"Pegida-Demonstrationen stehen für Entpolitisierung"
Schriftsteller Ingo Schulze hat sich am Montagabend von der Pegida-Demonstration in seiner Geburtsstadt Dresden einen eigenen Eindruck verschafft. Im Prinzip wisse er gar nicht, "worum es denen geht", stellte er am Ende fest.
"Ich wollte es mit eigenen Augen sehen, weil man dann ja doch etwas besser differenzieren kann", sagte Ingo Schulze. Ihm sei schon vorher klar gewesen, dass dies keine Demonstration sein würde, an der er sich beteiligen wollte. "Aber mir waren doch einige Einschätzungen zu einfach."
Fehlender Sprachwitz auf Pegida-Plakaten
Schulze begrüßte, dass so viele Leute auf die Straße gingen und ihrem Willen Ausdruck gäben. Dennoch habe er die Pegida-Demonstration als "Entpolitisierung" empfunden, da in deren Erklärung von sozialen und ökonomischen Begriffen nicht die Rede sei. Es scheine eine große Hilflosigkeit zu geben. Ihn habe erstaunt, dass dort von "Volk" die Rede gewesen sei, nicht aber von "Gesellschaft."
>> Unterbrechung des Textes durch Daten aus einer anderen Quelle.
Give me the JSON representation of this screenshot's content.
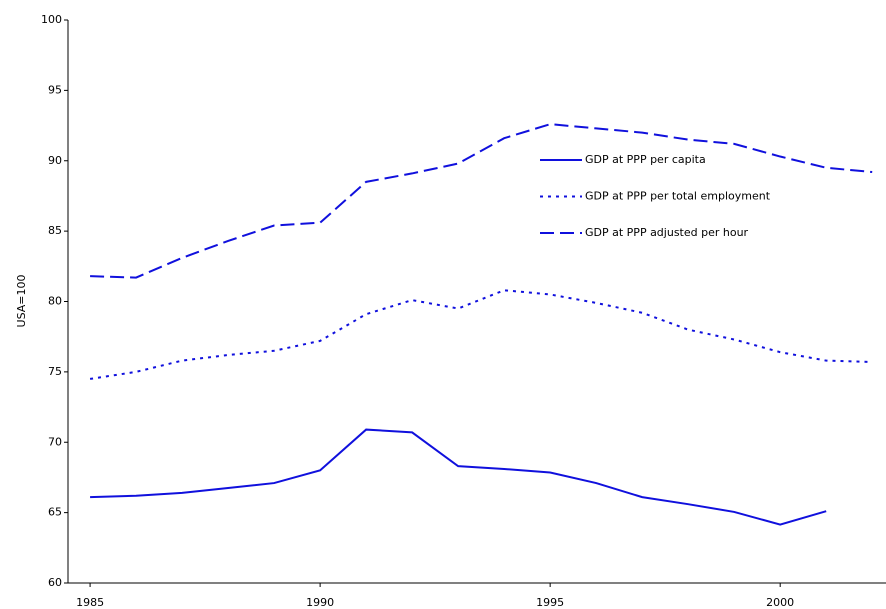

Als einige Jugendliche sich dem Demonstrationszug entgegensetzen und die Teilnehmer an ihnen vorbeigingen, habe er beobachtet, dass sich einige Aggressionen Bahn brachen und es zu extremen Beschimpfungen kam. Auffallend fand der Autor, dass die Pegida-Plakate wenig Einfallsreichtum oder Witz zeigten. "Da gib es keine Sprachspiele, nicht, was sich wirklich einprägen würde." Die Gegendemonstration seien ihm viel humorvoller und freier erschienen. Er würde es begrüßen, wenn die Gegenproteste sich nicht nur gegen Pegida richteten, sondern soziale und politische Forderungen aufgriffen.
Frust der Menschen ernst nehmen
Der Autor sagte, er teile ein gewisses Unbehagen gegenüber der sozialen Polarisierung der Gesellschaft, habe aber Zweifel an der Weise, wie es sich bei Pegida ausdrücke. "Man muss den Frust der Menschen, glaube ich, wirklich ernst nehmen, aber muss sich schon klar distanzieren, wenn da von Überfremdung und solchen Dingen gesprochen wird." Es sei aber wichtig, die Themen in der Gesellschaft offen zu diskutieren und nicht unter den Teppich zu kehren - auch in der Ausländerpolitik. "Unser Volk wird überfremdet", sei der Grundton der Pegida-Demonstration gewesen, sagte Schulze. "Im Prinzip weiß ich aber gar nicht, worum es denen geht."
Dresden als Sammelpunkt
Der Schriftsteller nannte Dresden einen "Sammelpunkt" der Bewegung. "Das liegt einerseits an dem Konservatismus von Dresden", sagte er und verwies darauf, dass die Ost-CDU dort immer gerne ihre Parteitage abgehalten habe und lange die Mehrheit gehabt habe. Es gebe außerdem das weite Hinterland von Dresden, das noch konservativer sei als die sächsische Hauptstadt.